Par Emmanuel Oduor
Cela fait 15 ans que le Soudan du Sud a accédé à l'indépendance vis‑à‑vis du Soudan, mais les retombées d'une guerre civile sanglante ont enfermé le plus jeune pays du monde dans une impasse ayant conduit au report des toutes premières élections à quatre reprises.
Les scrutins sont prévus pour décembre 2026, bien que des inquiétudes persistent quant à la préparation électorale et que les avancées vers une nouvelle constitution aient marqué le pas.
Le président Salva Kiir est au pouvoir depuis l'indépendance. Il est engagé dans une lutte de pouvoir de longue date avec son rival et vice‑président suspendu, Riek Machar. Cela a rendu la tenue d'élections très tendue.
Les deux hommes sont signataires d'un accord de paix de 2018, conclu après une guerre civile qui a éclaté en 2013 et qui, selon des agences d'aide, a fait près de 400 000 morts et déplacé des millions de personnes.
L'accord de paix a permis à Kiir de rester à la tête du pays tandis que Machar occupait le poste de premier vice‑président au sein d'un gouvernement d'unité. Toutefois, la méfiance croissante entre leurs factions a conduit à la suspension de Machar par le président Kiir l'année dernière.
Machar a ensuite été placé en résidence surveillée et inculpé de trahison et de crimes contre l'humanité. Il nie ces accusations.
Beaucoup dans le pays estiment que le vote de décembre conférerait au nouveau gouvernement une légitimité populaire nécessaire pour conduire la construction de l'État et permettre aux citoyens d'exiger des comptes.
« Nous voulons sortir de l'accord de paix. Ce n'est qu'avec des élections que nous pouvons créer une nouvelle légitimité gouvernementale car ce que nous avons aujourd'hui, ce sont des personnes responsables uniquement devant les signataires de l'accord de paix. Nous voulons un gouvernement qui soit responsable devant nous », déclare le professeur Abraham Kuol Nyuon, analyste politique à l'université de Juba, à TRT Afrika.
De vastes régions du pays sont marquées par des combats armés continus et des déplacements massifs de population.
Les forces gouvernementales conservent le contrôle de la plupart des capitales d'États et des grandes villes, tandis que les forces d'opposition tiennent les zones rurales des régions pétrolières de l'est et du nord du pays.
Le groupe de Machar, le Mouvement populaire de libération du Soudan en opposition (SPLM‑IO), a mis en garde contre l'enregistrement des électeurs et le déroulement de campagnes dans les territoires qu'il contrôle, affirmant que « le pays est en guerre ».

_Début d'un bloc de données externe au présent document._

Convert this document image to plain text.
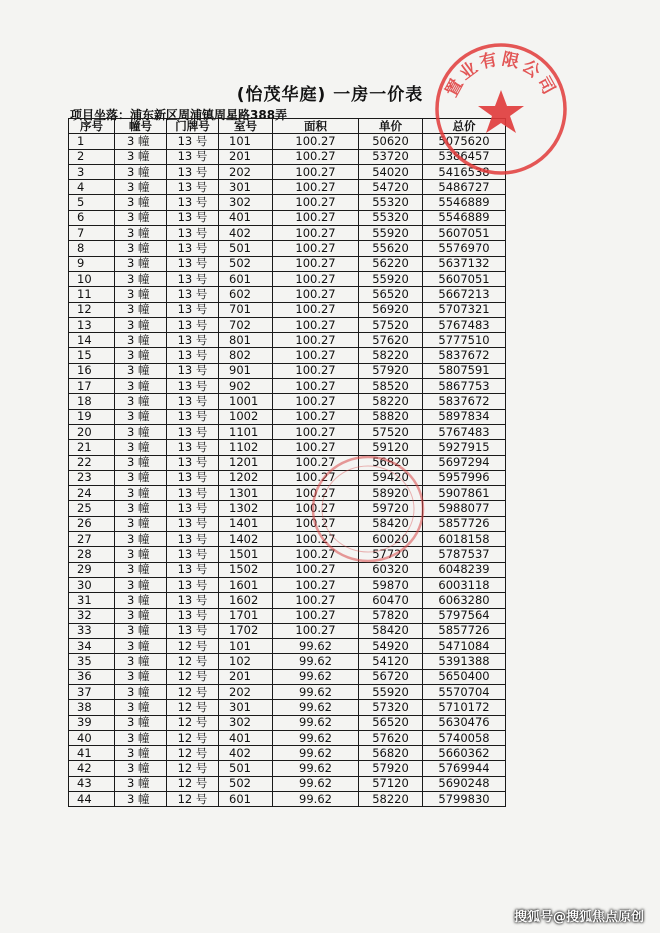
(怡茂华庭) 一房一价表
项目坐落：浦东新区周浦镇周星路388弄
序号	幢号	门牌号	室号	面积	单价	总价
1	3 幢	13 号	101	100.27	50620	5075620
2	3 幢	13 号	201	100.27	53720	5386457
3	3 幢	13 号	202	100.27	54020	5416538
4	3 幢	13 号	301	100.27	54720	5486727
5	3 幢	13 号	302	100.27	55320	5546889
6	3 幢	13 号	401	100.27	55320	5546889
7	3 幢	13 号	402	100.27	55920	5607051
8	3 幢	13 号	501	100.27	55620	5576970
9	3 幢	13 号	502	100.27	56220	5637132
10	3 幢	13 号	601	100.27	55920	5607051
11	3 幢	13 号	602	100.27	56520	5667213
12	3 幢	13 号	701	100.27	56920	5707321
13	3 幢	13 号	702	100.27	57520	5767483
14	3 幢	13 号	801	100.27	57620	5777510
15	3 幢	13 号	802	100.27	58220	5837672
16	3 幢	13 号	901	100.27	57920	5807591
17	3 幢	13 号	902	100.27	58520	5867753
18	3 幢	13 号	1001	100.27	58220	5837672
19	3 幢	13 号	1002	100.27	58820	5897834
20	3 幢	13 号	1101	100.27	57520	5767483
21	3 幢	13 号	1102	100.27	59120	5927915
22	3 幢	13 号	1201	100.27	56820	5697294
23	3 幢	13 号	1202	100.27	59420	5957996
24	3 幢	13 号	1301	100.27	58920	5907861
25	3 幢	13 号	1302	100.27	59720	5988077
26	3 幢	13 号	1401	100.27	58420	5857726
27	3 幢	13 号	1402	100.27	60020	6018158
28	3 幢	13 号	1501	100.27	57720	5787537
29	3 幢	13 号	1502	100.27	60320	6048239
30	3 幢	13 号	1601	100.27	59870	6003118
31	3 幢	13 号	1602	100.27	60470	6063280
32	3 幢	13 号	1701	100.27	57820	5797564
33	3 幢	13 号	1702	100.27	58420	5857726
34	3 幢	12 号	101	99.62	54920	5471084
35	3 幢	12 号	102	99.62	54120	5391388
36	3 幢	12 号	201	99.62	56720	5650400
37	3 幢	12 号	202	99.62	55920	5570704
38	3 幢	12 号	301	99.62	57320	5710172
39	3 幢	12 号	302	99.62	56520	5630476
40	3 幢	12 号	401	99.62	57620	5740058
41	3 幢	12 号	402	99.62	56820	5660362
42	3 幢	12 号	501	99.62	57920	5769944
43	3 幢	12 号	502	99.62	57120	5690248
44	3 幢	12 号	601	99.62	58220	5799830
置业有限公司
搜狐号@搜狐焦点原创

Les élections au Soudan du Sud ont été reportées à plusieurs reprises. Parmi les dates annoncées figurent 2015, 2018, 2021, 2023 et fin 2024.
Même avec la dernière date prévue du 22 décembre 2026, des mises en garde, y compris de l'ONU, indiquent que la situation volatile actuelle pourrait emmener le pays au bord d'une nouvelle guerre civile et retarder encore le scrutin.
« Poursuivre des élections sans consensus entre les parties qui ont été en conflit et qui ont généré la période de transition risque de rendre difficile la création de paix et de stabilité dans le pays pour l'élection », avertit Edmond Yakani, militant pour les droits et directeur exécutif de la Community Empowerment for Progress Organization (CEPO), à TRT Afrika.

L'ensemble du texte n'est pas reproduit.